Было тем более обидно, что он сознавал: ему подфартило, он угодил в пересменку эпох, в то упоительное безвременье, когда писателю на Руси можно душевно распрямиться, не думать о цензурной удавке. Пиши и помни, что этот праздник может погаснуть в любое утро, вдруг оборвется на полуслове, на полувздохе — так вот проснешься, глянешь в окно — ну вот, все, как было: здравствуй, немытая Россия!
А он расточительно тратил время, лишь пялился на бумажный лист, который доверчиво ждал его слова. Нет, унялась эта жадная дрожь в пальцах, сжимающих перо, — Безродов презрительно отвергал любую машинопись, всякий пляс по разнообразной клавиатуре — однако теперь и перо бесстрастно, горько немотствует душа. Не пишется вам, сударь, без музы.
Впрочем, и мысли о Габриэлле были по-своему разрушительны. Он вспоминал себя рядом с тою, встреченной им однажды в Праге. Русский писатель на рандеву не нравился — малый не вышел калибром и вызывал его раздражение. Ни инспирации, ни свободы — зажатый, застегнутый на все пуговицы, тщательно подбирает слова, даже в нахлынувшем исступлении со стороны за собой послеживает — вымуштрованный, ручной характер, карла безгласный, часть империи — тебе ли стать с той женщиной вровень?
А надо было быть безоглядным, понять в тот дарованный Богом миг, что он уже больше не повторится, судьба наградила не приключением — той женщиной, что его ждала.
Он ухитрился с ней разминуться. Все та же советская цензура, которая отучила от воздуха, от самозабвения за столом, его отучила естественно чувствовать. Цензура стала не только образом или метафорой его участи, она оказалась самой его сутью — сперва уничтожила литератора, потом изувечила человека.
Та межеумочная свобода, клочок которой ему достался, явилась издевательски поздно, теперь он не может ей отозваться. Вот так же я не ответил тебе, страсть моя, боль моя, Габриэлла!
Теперь-то он понял, что неспроста стране его век не видать свободы. Темница не вовне, а внутри, мы носим ее в своих бедных душах. Понял и то, что истинно счастлив был в тот ошеломительный час, когда эта женщина рядом с ним чуть слышно шептала слова благодарности, лишь эта мелькнувшая искорка жизни — она и была мгновением истины, и ни один из других даров не принесет ему той сумасшедшей, оглохшей, всезатопившей радости. Ни письменный стол, ни карандаш, ни в муках обретенное слово. Можно обманывать себя, но все это так, а не иначе.
Дело не в том, что ушло столетие и даже еще одна тысяча лет — кончилось и ушло его время.
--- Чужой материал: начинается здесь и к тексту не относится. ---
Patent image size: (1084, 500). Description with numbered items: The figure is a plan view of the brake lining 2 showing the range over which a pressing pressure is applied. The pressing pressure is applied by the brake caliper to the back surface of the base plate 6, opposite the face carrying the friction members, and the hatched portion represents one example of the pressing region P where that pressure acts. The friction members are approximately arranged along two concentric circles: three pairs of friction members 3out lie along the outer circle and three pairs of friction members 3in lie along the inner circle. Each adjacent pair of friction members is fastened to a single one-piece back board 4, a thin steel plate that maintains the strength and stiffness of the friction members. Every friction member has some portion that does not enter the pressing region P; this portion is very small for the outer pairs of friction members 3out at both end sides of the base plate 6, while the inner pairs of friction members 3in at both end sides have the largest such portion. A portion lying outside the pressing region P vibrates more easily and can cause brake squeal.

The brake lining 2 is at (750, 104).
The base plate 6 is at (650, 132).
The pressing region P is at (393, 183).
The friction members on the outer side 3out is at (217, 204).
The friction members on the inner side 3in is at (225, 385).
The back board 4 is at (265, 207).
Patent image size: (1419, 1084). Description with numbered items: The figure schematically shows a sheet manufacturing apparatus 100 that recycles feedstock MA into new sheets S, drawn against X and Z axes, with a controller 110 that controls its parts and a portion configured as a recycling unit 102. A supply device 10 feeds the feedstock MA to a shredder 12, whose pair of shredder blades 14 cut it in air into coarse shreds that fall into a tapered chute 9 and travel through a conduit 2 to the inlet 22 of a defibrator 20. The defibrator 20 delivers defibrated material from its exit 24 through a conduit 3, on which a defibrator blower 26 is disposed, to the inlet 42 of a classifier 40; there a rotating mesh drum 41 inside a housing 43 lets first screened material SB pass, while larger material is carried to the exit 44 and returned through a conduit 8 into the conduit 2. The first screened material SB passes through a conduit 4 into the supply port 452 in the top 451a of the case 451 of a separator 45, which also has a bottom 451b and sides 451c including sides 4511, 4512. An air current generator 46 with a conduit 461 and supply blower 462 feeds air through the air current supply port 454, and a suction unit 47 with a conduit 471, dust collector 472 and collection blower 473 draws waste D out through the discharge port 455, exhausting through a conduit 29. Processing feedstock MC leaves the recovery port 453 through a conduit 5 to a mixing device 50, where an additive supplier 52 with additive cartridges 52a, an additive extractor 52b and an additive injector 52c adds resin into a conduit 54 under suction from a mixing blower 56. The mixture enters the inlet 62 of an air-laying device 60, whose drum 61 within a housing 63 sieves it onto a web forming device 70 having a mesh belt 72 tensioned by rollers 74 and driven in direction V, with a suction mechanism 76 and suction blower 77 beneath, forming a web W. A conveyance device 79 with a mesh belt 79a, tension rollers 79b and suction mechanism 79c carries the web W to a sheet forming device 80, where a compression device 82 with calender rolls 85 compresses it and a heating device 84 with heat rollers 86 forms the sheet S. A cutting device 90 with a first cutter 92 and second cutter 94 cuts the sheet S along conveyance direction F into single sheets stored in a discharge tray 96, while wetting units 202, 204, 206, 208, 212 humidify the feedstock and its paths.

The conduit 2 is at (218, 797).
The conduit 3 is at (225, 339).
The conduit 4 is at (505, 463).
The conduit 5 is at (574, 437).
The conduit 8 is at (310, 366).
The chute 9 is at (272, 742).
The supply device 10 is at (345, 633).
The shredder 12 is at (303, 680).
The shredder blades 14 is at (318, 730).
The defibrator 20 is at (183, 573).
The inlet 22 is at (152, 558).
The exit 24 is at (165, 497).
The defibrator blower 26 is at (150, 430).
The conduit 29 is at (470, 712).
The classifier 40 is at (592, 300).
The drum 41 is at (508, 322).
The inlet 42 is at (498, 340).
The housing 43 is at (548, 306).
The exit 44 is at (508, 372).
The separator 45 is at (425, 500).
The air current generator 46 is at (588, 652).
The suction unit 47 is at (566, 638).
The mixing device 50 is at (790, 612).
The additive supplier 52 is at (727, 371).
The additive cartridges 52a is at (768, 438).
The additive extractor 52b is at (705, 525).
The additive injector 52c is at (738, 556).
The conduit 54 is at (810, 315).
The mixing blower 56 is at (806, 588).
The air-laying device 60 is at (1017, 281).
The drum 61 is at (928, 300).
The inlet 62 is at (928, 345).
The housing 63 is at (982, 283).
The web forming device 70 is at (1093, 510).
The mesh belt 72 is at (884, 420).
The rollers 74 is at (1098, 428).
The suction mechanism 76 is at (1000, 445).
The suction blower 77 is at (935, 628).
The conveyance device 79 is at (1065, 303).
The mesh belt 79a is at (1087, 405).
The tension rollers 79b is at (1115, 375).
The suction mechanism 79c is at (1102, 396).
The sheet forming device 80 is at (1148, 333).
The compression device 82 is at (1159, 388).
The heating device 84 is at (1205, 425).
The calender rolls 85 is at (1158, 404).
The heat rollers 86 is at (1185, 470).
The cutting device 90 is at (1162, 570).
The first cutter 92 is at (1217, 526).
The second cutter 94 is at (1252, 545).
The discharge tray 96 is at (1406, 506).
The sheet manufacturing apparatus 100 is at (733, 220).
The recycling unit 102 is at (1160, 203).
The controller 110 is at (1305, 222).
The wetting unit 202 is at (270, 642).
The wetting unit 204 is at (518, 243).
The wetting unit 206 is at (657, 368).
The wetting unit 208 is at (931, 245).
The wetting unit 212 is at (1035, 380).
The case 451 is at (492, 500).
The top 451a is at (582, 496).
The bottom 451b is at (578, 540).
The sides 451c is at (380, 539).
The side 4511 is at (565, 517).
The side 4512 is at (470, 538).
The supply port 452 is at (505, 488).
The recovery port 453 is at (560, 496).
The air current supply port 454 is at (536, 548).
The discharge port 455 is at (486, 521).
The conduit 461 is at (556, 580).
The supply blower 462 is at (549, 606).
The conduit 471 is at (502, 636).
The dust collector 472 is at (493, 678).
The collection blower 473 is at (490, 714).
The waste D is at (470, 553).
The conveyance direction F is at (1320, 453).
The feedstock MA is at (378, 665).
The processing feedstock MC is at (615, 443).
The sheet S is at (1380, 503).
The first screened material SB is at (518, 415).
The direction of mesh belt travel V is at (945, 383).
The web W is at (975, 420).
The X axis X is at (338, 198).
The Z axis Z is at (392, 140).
Он там, он остался в своем двадцатом, в котором он встретился с Габриэллой, встретился, чтоб тут же проститься.
Он попытался хотя бы на миг вообразить ее в этой среде, представить ее в своей повседневности, увидеть на этих знакомых улицах — нет, ничего не получалось.
Самое горькое и безысходное — в ясном безжалостном понимании: тот окаянный фашистский век с его леденящим больным величием, с жизнью над пропастью, с пляской смерти, с его искалеченными героями, с его задушенными поэтами, с его вершинами, с его безднами, с оставшейся от него бессонницей, век — кровопийца, век — разлучник, он-то и был его, безродовским, его страной и его судьбой, его империей и планетой, ушедшей, исчезнувшей Атлантидой.
А этот притихший мир за окном, который через час оживет, заговорит на своем языке, — в нем он лишь гость, чужак, марсианин. Пришелец, человек ниоткуда. И если уж ему не хватает последней фадеевской решимости, чтобы уйти, чтоб поставить точку, то остается хотя бы смолкнуть, уняться, запечатать уста.
Грузная вязкая духота не позволяла остаться в постели. Он встал и вышел на узкий балкон — вокруг в ожидании рассвета раскинулась замершая Москва, редкие желтые светлячки мерцали под опустелыми улицами, едва различимый, усталый шелест ночных машин рассекал безмолвие. Воздух был неподвижен и тягостен.
И вдруг дождевая крупная капля медленно пала ему на лоб. Потом вторая — еще крупнее.
Безродов подумал: "А я — старик".
И тут же вспомнил.
— Привет, старик.
Он усмехнулся и еле слышно пробормотал:
— Прощай, старик.
Самое время. Что еще делать на белом свете? Нечего делать. Разве что прошептать твое имя, вечная страсть моя, Габриэлла.
Надеяться можно лишь на работу. Он вспоминает потешный стишок, родившийся в бесплодные дни. "Отчего машина потеряла ход? Есть на то причина — кончился завод". Ныне это уже не шутка. Просто зарифмованный факт. Нечего ерничать — он лишен права на сладкое безделье. Тем более права на капитуляцию. Выжить поможет лишь письменный стол.